The Cat in the Hat, by Dr. Seuss opened by eyes—and ears—to clever word play. I loved how he had fun with language, and my brothers and I had hours of silliness reciting parts of the book and making up nonsense rhymes of our own.
I learned about history from books like Otto of the Silver Hand by Howard Pyle and the orange-covered series bios for kids of figures in American History, like The Swamp Fox.
In a nutshell, I found books absolutely magical. The power of storytelling—that alchemy of words on paper which take you to wondrous places and introduce you to wondrous friends—was transformational.

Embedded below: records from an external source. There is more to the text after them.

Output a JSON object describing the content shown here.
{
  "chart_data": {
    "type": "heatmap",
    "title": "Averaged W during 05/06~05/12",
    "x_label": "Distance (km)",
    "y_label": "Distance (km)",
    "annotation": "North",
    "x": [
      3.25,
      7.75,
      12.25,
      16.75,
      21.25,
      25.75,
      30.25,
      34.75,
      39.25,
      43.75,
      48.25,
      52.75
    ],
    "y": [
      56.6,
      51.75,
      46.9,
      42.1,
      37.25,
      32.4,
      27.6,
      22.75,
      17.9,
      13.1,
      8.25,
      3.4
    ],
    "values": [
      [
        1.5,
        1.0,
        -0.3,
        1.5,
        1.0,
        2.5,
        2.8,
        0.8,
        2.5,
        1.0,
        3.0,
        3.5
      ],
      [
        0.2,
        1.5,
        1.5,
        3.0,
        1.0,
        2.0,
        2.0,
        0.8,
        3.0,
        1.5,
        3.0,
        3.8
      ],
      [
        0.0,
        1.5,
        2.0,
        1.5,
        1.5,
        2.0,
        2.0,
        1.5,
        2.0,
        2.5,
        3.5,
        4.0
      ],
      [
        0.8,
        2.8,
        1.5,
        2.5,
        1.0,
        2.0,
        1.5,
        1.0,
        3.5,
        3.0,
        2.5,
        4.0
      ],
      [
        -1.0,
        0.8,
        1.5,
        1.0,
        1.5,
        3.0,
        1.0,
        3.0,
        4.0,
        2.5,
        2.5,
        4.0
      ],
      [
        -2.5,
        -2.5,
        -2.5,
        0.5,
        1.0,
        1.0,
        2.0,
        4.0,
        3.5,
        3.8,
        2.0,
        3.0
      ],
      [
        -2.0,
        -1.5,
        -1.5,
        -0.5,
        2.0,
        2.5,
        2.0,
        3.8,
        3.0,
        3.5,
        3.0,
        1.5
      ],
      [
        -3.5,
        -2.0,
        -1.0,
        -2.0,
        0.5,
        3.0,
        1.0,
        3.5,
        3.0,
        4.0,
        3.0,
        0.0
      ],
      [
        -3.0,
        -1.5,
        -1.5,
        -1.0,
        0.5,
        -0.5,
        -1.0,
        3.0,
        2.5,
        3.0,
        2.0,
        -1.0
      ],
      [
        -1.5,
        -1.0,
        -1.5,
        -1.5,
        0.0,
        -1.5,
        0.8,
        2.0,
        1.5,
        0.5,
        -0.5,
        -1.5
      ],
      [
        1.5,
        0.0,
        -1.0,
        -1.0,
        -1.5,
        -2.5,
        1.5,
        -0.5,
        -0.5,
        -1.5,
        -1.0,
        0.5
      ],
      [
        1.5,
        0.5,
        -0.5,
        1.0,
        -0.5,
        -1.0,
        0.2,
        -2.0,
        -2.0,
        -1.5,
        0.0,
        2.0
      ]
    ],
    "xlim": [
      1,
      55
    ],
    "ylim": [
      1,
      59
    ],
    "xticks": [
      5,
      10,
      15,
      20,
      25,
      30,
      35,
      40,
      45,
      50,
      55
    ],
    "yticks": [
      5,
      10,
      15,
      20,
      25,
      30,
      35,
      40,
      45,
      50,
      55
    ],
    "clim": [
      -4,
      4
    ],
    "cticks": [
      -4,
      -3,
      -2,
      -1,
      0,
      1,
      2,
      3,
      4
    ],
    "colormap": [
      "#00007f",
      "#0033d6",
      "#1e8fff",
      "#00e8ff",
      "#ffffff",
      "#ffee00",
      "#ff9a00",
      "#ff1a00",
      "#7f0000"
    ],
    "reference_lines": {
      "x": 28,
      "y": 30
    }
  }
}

Our local library was at the end of the main street in the small town where I grew up, and my mother knew she could leave me in the children’s reading room while she went shopping and I’d never wander away from my chair. Among the many other treasures I discovered there were The Wind in the Willows and Charlotte’s Web; and the swashbuckling deeds of King Arthur and Robin Hood. What they all had in common was how they sparked my imagination and encouraged a sense of curiosity, wonder and adventure. I was one of those girls who wasn’t very interested in girly things, and my storybook friends, be they Bear, Badger, Mole, knights or just other children, helped me dare to think outside the box.
And when I look back from the present day, I realize that those books of quests, of courage in the face of fear, the power of friendship, and the power of love are the things that have shaped who I am as a writer. I fervently hope that nobody—child or adult—ever has that precious freedom to let one’s imagination soar and explore whatever world one wishes to visit curtailed by censors.
What about you? Have you always been a reader? What are some of your favorite books from childhood?